What Happens In Youngstown Won’t Stay In Youngstown

We’ve told you how more than 1,000 newspapers across the country have closed in the past decade.

We’ve also told you how despite the fact that a Harvard researcher predicts half of newspapers that survived will last less than another decade, 71% of news consumers think the media business is healthy.

There’s a big disconnect between perception and reality when it comes to the future of media outlets, even while we’re still near the top of an economic cycle and when trustworthy information seems to be in demand.

If nothing else we have written about these trends has gotten your attention, this should – a community with a metro population of more than a half-million is about to lose its only daily newspaper.

That’s right, about 60 days from now, it’s not just that it won’t have as many beat reporters, like virtually every other news outlet in the country. It’s not just that it will have fewer pages or more content online. It’s not just that it won’t accept the quantity of PR pitches that it did 10 years ago. It simply won’t exist.

The community is Youngstown, Ohio. The paper is the Vindicator, which just marked 150 years of continuous newsgathering.

This isn’t about Wall Street ownership. The paper was locally owned. This is about a business model that has been changed forever with nothing viable to replace it ready in time to save this outlet.
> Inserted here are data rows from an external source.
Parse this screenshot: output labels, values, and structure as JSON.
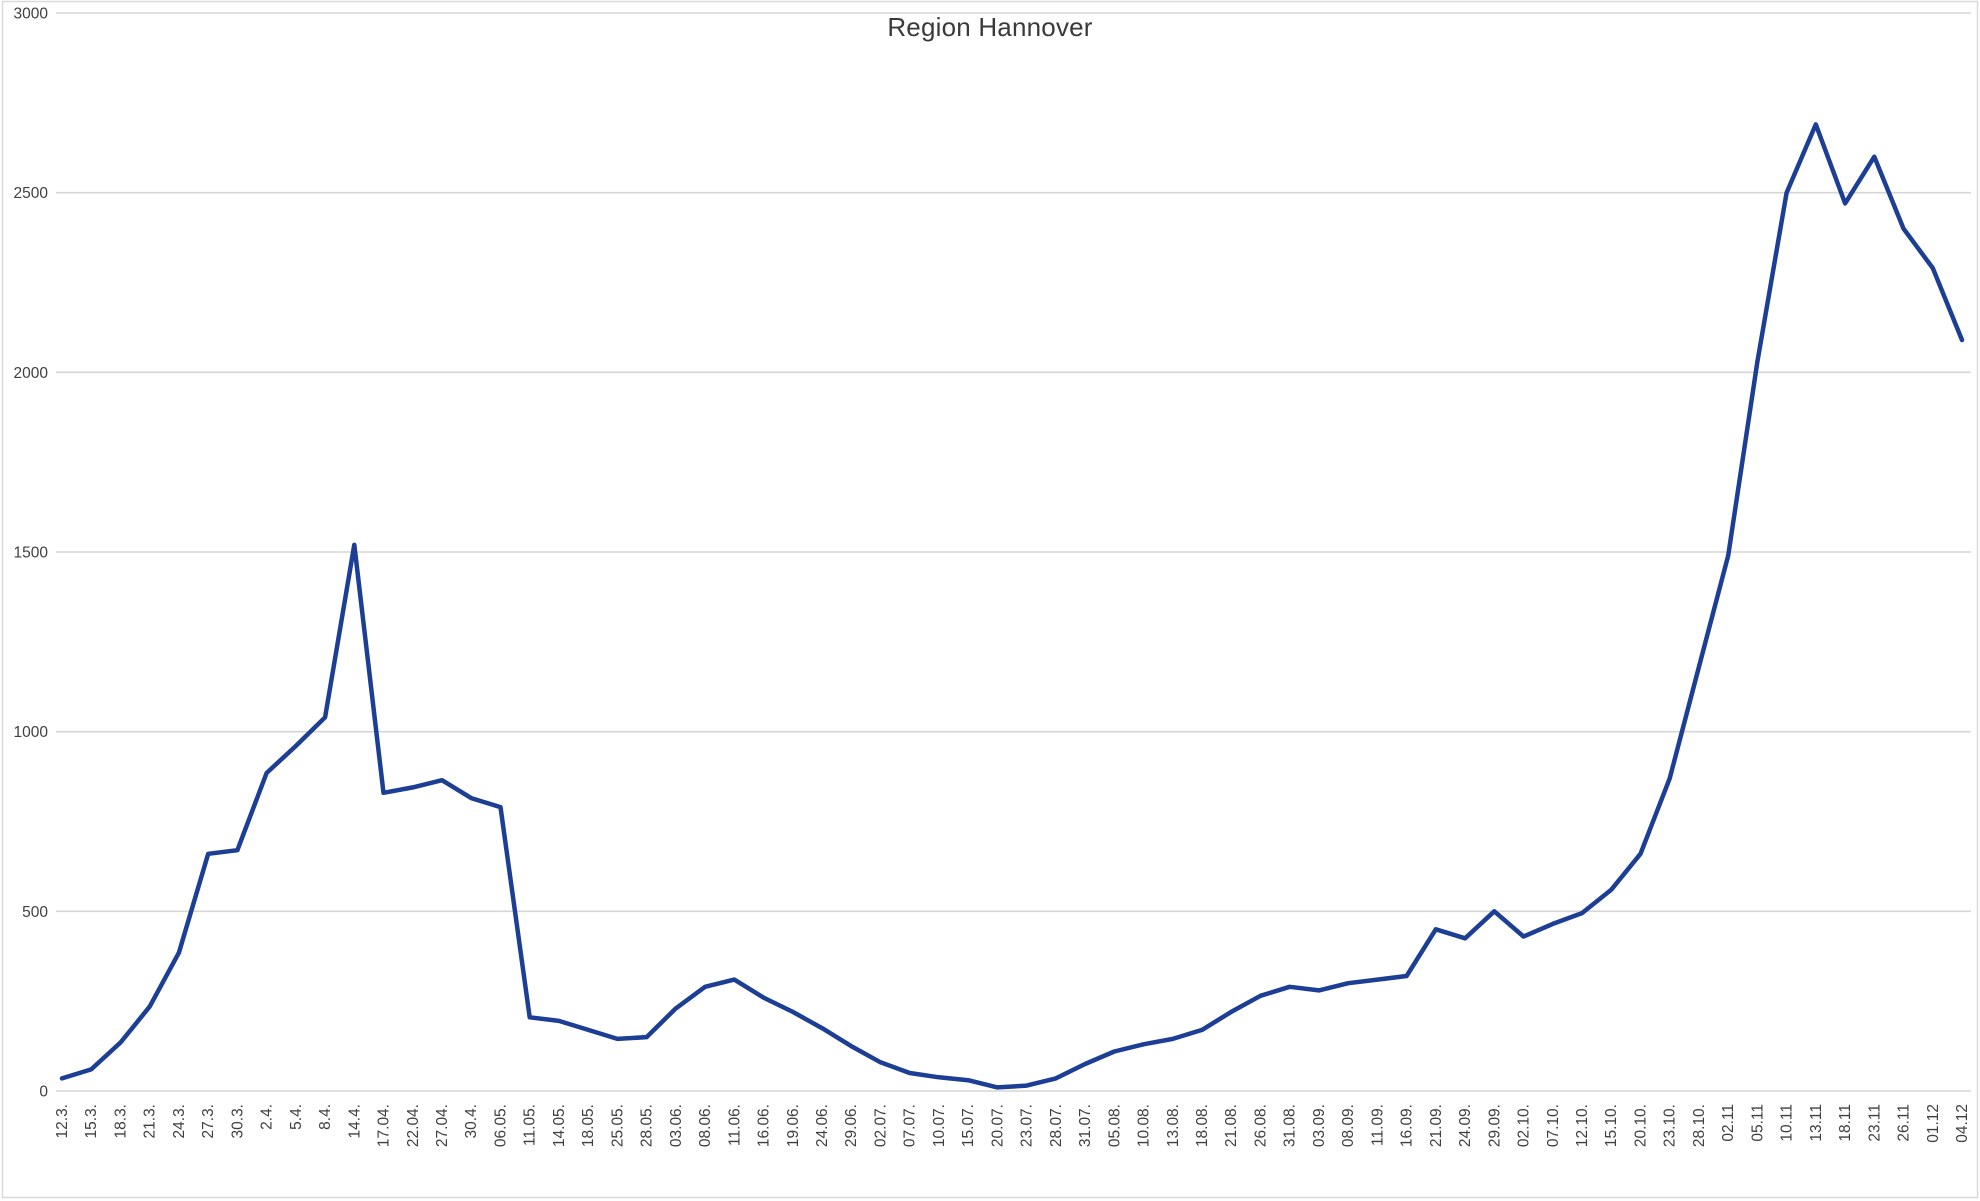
{
  "chart_data": {
    "type": "line",
    "title": "Region Hannover",
    "categories": [
      "12.3.",
      "15.3.",
      "18.3.",
      "21.3.",
      "24.3.",
      "27.3.",
      "30.3.",
      "2.4.",
      "5.4.",
      "8.4.",
      "14.4.",
      "17.04.",
      "22.04.",
      "27.04.",
      "30.4.",
      "06.05.",
      "11.05.",
      "14.05.",
      "18.05.",
      "25.05.",
      "28.05.",
      "03.06.",
      "08.06.",
      "11.06.",
      "16.06.",
      "19.06.",
      "24.06.",
      "29.06.",
      "02.07.",
      "07.07.",
      "10.07.",
      "15.07.",
      "20.07.",
      "23.07.",
      "28.07.",
      "31.07.",
      "05.08.",
      "10.08.",
      "13.08.",
      "18.08.",
      "21.08.",
      "26.08.",
      "31.08.",
      "03.09.",
      "08.09.",
      "11.09.",
      "16.09.",
      "21.09.",
      "24.09.",
      "29.09.",
      "02.10.",
      "07.10.",
      "12.10.",
      "15.10.",
      "20.10.",
      "23.10.",
      "28.10.",
      "02.11",
      "05.11",
      "10.11",
      "13.11",
      "18.11",
      "23.11",
      "26.11",
      "01.12",
      "04.12"
    ],
    "series": [
      {
        "name": "Region Hannover",
        "values": [
          35,
          60,
          135,
          235,
          385,
          660,
          670,
          885,
          960,
          1040,
          1520,
          830,
          845,
          865,
          815,
          790,
          205,
          195,
          170,
          145,
          150,
          230,
          290,
          310,
          260,
          220,
          175,
          125,
          80,
          50,
          38,
          30,
          10,
          15,
          35,
          75,
          110,
          130,
          145,
          170,
          220,
          265,
          290,
          280,
          300,
          310,
          320,
          450,
          425,
          500,
          430,
          465,
          495,
          560,
          660,
          870,
          1180,
          1490,
          2030,
          2500,
          2690,
          2470,
          2600,
          2400,
          2290,
          2090
        ]
      }
    ],
    "xlabel": "",
    "ylabel": "",
    "ylim": [
      0,
      3000
    ],
    "ytick_step": 500,
    "x_tick_rotation": -90,
    "grid": "horizontal",
    "legend": "none",
    "colors": {
      "line": "#1c3e95",
      "gridline": "#d6d6d6",
      "axis_text": "#3f3f3f",
      "title_text": "#3a3a3a",
      "border": "#d9d9d9",
      "background": "#ffffff"
    }
  }
}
If you’re cheering this news as comeuppance for the media because of some sort of perceived pattern of coverage that doesn’t align with your worldview, be careful what you wish for. Who else will cover the stories that aren’t about party politics that drive a community forward? Sure, there are TV stations, but their resources are limited and they are likely only inclined to cover stories that “work” for the visual medium. There is no precedent for something like this and the consequences are unknown.

If you think the market forces that drove the Vindicator to this point aren’t at work wherever you live, you’re wrong. Media organizations don’t like to share their own financial news with their audiences but you can be certain that similar factors are at work.

If you’re in PR and haven’t adapted to the new realities, still working media lists like it’s 1999 while outlets – not just jobs, but outlets themselves are being lost –  you’re also being “disrupted” before your very eyes.